Ayant conscience de l’importance de l’écart entre employeur et employé, on peut comprendre en quoi le socialisme ne contribue pas véritablement à la justice économique. Le socialisme remplace le contrat de travail entre propriétaire et salarié par un contrat de travail entre État et salarié. L’écart entre employeur et employé est plus grand encore. Dans les cas où le gouvernement en place leur est favorable, les travailleurs du secteur public peuvent bénéficier de conditions de travail décentes ou même enviables. Cependant, dans les autres cas, leurs conditions peuvent se détériorer sévèrement. L’État peut décréter des lois spéciales afin d’interdire les grèves et il peut s’attribuer le monopole de secteurs économiques entiers afin d’interdire la compétition. Face à ce Léviathan, les travailleurs ne sont que d’autant plus soumis et vulnérables. Le socialisme peut procurer un certain degré d’égalité, mais il ne procure pas la liberté et la dignité que cette égalité est supposée rendre possibles.

Comment peut-on dépasser le salariat alors que les entreprises doivent fonctionner, alors que les ressources doivent être attribuées? Comment assurer que les travailleurs bénéficient à la fois d’une position plus équitable et d’une liberté de choix personnel? En leur garantissant une part du capital plutôt qu’un salaire. Les employés pourront aussi bénéficier d’un salaire de base afin de leur assurer un revenu minimum lorsque les dividendes sont bas – de même que les entreprises salariales peuvent offrir des services gratuits à leurs employés en plus de leur salaire – mais ils devront posséder une part importante du capital de l’entreprise pour ne pas être considérés en état d’exploitation salariée. Ce modèle économique est celui des coopératives. À quelques ajouts près, on pourrait dire que le principe est d’obliger toutes les entreprises à être des coopératives. Comme l’État a interdit les rapports économiques esclavagistes, l’État peut interdire les rapports économiques salariés.

En pratique, tous les contrats de travail devront inclure des parts du capital de façon à ce que tous les travailleurs soient propriétaires. Ces parts accorderont un pouvoir décisionnel et des dividendes aux travailleurs dès l’entrée en vigueur du contrat de travail. Dans un premier temps, ces parts ne seront pas aliénables ; la fin du contrat de travail annulera les parts non-aliénables, cela afin d’éviter qu’un travailleur ne bénéficie indûment d’un contrat de travail avorté. Ces parts seront progressivement converties en parts aliénables à mesure que les travailleurs les acquerront de façon définitive à même leurs dividendes. Pour formuler ces mesures économiques en termes plus simples, on peut dire que les entreprises seront obligées de céder un certain pourcentage de leur propriété à leurs employés au fil du temps.

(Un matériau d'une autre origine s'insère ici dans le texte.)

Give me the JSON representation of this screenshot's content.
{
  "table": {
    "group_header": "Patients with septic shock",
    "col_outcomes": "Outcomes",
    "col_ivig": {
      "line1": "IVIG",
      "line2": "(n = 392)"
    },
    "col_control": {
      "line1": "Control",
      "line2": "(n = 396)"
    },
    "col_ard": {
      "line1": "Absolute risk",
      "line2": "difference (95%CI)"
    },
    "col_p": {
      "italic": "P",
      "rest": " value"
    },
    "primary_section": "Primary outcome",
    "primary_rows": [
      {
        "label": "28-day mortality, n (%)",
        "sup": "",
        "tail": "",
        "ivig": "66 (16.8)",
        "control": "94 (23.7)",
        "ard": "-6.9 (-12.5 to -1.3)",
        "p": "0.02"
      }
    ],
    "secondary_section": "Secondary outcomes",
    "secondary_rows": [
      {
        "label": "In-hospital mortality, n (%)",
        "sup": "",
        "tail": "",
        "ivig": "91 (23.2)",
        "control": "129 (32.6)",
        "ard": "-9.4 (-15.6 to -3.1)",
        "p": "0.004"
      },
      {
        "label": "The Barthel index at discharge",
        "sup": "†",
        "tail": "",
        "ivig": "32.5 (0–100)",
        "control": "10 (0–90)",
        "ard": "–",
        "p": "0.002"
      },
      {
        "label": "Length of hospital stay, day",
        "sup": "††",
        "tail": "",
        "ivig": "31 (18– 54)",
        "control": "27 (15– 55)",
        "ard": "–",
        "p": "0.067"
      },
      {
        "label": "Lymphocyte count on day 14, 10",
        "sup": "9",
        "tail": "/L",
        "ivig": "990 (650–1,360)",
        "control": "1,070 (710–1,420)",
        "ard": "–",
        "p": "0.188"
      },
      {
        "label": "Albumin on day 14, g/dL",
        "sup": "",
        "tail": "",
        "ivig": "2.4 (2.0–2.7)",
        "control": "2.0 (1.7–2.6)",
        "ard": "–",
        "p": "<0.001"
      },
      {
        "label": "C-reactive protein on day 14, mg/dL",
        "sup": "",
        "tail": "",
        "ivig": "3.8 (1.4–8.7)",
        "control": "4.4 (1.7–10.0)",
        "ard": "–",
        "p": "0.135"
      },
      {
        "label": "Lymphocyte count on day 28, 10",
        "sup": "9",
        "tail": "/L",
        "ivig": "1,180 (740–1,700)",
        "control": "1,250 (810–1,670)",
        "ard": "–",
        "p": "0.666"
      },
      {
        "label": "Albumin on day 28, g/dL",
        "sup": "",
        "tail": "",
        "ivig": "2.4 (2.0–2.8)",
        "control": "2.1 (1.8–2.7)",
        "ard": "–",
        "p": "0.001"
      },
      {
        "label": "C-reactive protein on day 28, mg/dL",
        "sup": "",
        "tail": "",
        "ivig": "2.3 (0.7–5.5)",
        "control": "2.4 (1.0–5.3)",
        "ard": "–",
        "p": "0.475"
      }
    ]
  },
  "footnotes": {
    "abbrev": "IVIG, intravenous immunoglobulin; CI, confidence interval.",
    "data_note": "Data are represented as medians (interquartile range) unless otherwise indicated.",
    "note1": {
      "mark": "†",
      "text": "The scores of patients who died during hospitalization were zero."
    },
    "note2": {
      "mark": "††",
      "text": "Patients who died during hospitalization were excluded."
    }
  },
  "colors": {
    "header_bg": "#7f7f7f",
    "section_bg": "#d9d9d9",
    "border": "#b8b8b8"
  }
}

Ce pourcentage devra être assez élevé pour que les travailleurs bénéficient de pouvoirs et de revenus significatifs et il devra être assez bas pour que les investissements soient rentables. Toute autre chose étant égale, les investissements dans une coopérative sont moins rentables que les investissements dans une corporation. Présentement, les corporations dominent les coopératives alors que les investisseurs préfèrent les corporations plus rentables. Si la loi exige que toutes les entreprises soient des coopératives, les corporations disparaîtront et les investisseurs devront se contenter de la rentabilité des coopératives.

Cette philosophie économique se qualifie de « distributiste ». Elle est peu connue car elle n’est promue par aucun groupe d’intérêt. Les corporations préfèrent le capitalisme, les syndicats préfèrent le socialisme. Tous les groupes d’intérêts ont avantage à ce qu’une certaine forme d’injustice soit maintenue afin de les favoriser ; ce sont les masses anonymes et désorganisées qui sont véritablement avantagées par la justice. Cette troisième voie combine la liberté du capitalisme et l’égalité du socialisme, aucune des deux n’étant poussée à son extrême. L’État redistribuerait le capital de façon équitable tout en s’abstenant d’offrir des services uniformes. La dignité humaine considérée dans la sphère économique implique forcément ces deux pans : une liberté véritablement multiforme et une puissance relativement égale.